Между тем Мишель, сначала бегло просмотрев письмо, внимательнее прочел его в другой раз с изумлением, которого не старался даже скрывать.
Оно было коротко и заключалось только в следующих словах:
«Милостивый государь, особа, которой вы не раз спасали жизнь, поклялась, когда представится случай, доказать вам свою признательность несмотря ни на что; настала для нее минута сдержать клятву. Вам угрожает смерть, и смерть ужасная, все меры приняты, чтоб заставить вас и всех, кто дорог вам, попасться в гнусную западню. Если вы помните Войер, то не колеблясь последуете за молодою девушкой, подательницей этих строк; она приведет вас к той, которая с радостью пожертвует своей жизнью, чтобы спасти вашу.
Торопитесь, время не терпит. Где бы ни находился ваш отряд, остановите его и не дозволяйте идти далее, пока не услышите от меня подробности гнусного замысла против вас.
Придите один, но ради Бога, торопитесь — время уходит, а речь идет о жизни и смерти всех вас».
— Что ты думаешь об этом? — спросил Мишель, передавая письмо Петрусу.
Тот прочел его внимательно, с минуту оставался в задумчивости и вдруг ударил себя по лбу.
— Надо идти на свидание, — сказал он, — хотя письмо без подписи, я знаю, кем оно написано.
— Стало быть, твое мнение…
— Забывчивый сумасброд! — вскричал бывший студент с жаром. — Ведь это письмо от баронессы фон Штейнфельд.
— Как! Ты полагаешь?
— Не полагаю, но знаю наверно. Если вы помните Войер — эти четыре слова равносильны подписи.

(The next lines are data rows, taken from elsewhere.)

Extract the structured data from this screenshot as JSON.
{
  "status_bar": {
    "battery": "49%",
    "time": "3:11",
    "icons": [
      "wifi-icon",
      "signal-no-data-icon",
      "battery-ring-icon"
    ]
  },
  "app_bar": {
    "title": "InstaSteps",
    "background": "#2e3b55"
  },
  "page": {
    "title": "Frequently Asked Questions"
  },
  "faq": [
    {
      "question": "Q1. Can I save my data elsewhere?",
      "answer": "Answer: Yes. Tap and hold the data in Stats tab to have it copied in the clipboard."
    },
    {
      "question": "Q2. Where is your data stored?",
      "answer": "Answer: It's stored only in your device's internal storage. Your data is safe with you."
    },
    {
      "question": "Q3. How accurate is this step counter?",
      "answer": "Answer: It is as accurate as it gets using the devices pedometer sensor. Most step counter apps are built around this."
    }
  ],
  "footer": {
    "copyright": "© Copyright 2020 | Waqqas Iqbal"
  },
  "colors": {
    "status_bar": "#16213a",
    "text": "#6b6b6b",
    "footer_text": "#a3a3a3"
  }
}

— И вправду, — вмешался Оборотень, которому Паризьен прочитал письмо, — колебаться нечего. Да и поглядите-ка на эту красавицу, — прибавил он, указывая на девушку, — она улыбается, значит, вы угадали.
— Да, угадали, — отвечала она с улыбкой, — письмо написала я под диктовку моей крестной матери, баронессы фон Штейнфельд, но письмо могло быть перехвачено — подписавшись под ним, она сгубила бы себя и вас не спасла; она и подумала, что вы угадаете ее имя при намеке на Войер.
— И мы угадали его! — весело вскричал Петрус.
— Что же вы не решаетесь идти? — кокетливо улыбаясь, спросила девушка.
— Гм, с таким проводником я пойду в ад! — вскричал Петрус.
— Напротив, готов следовать за вами, — ответил Мишель.
— Если так, надо идти немедленно, сударь, время дорого.
— Позвольте одну минуту. Петрус, ты останешься здесь со своим отрядом.
— Решено.
— А вы, Оборотень, отправляйтесь скорее, вы знаете, где отыскать наших. Отдайте приказание остановиться, выбрав выгодную позицию. Мальчугана оставьте здесь, я пришлю его к вам, если понадобятся другие распоряжения, или, пожалуй, сам приду. Главное, никому ни слова, чтобы никто не угадывал причины внезапной остановки. Впрочем, мы скоро узнаем, в чем заключается измена, которую мы уже предчувствовали смутно.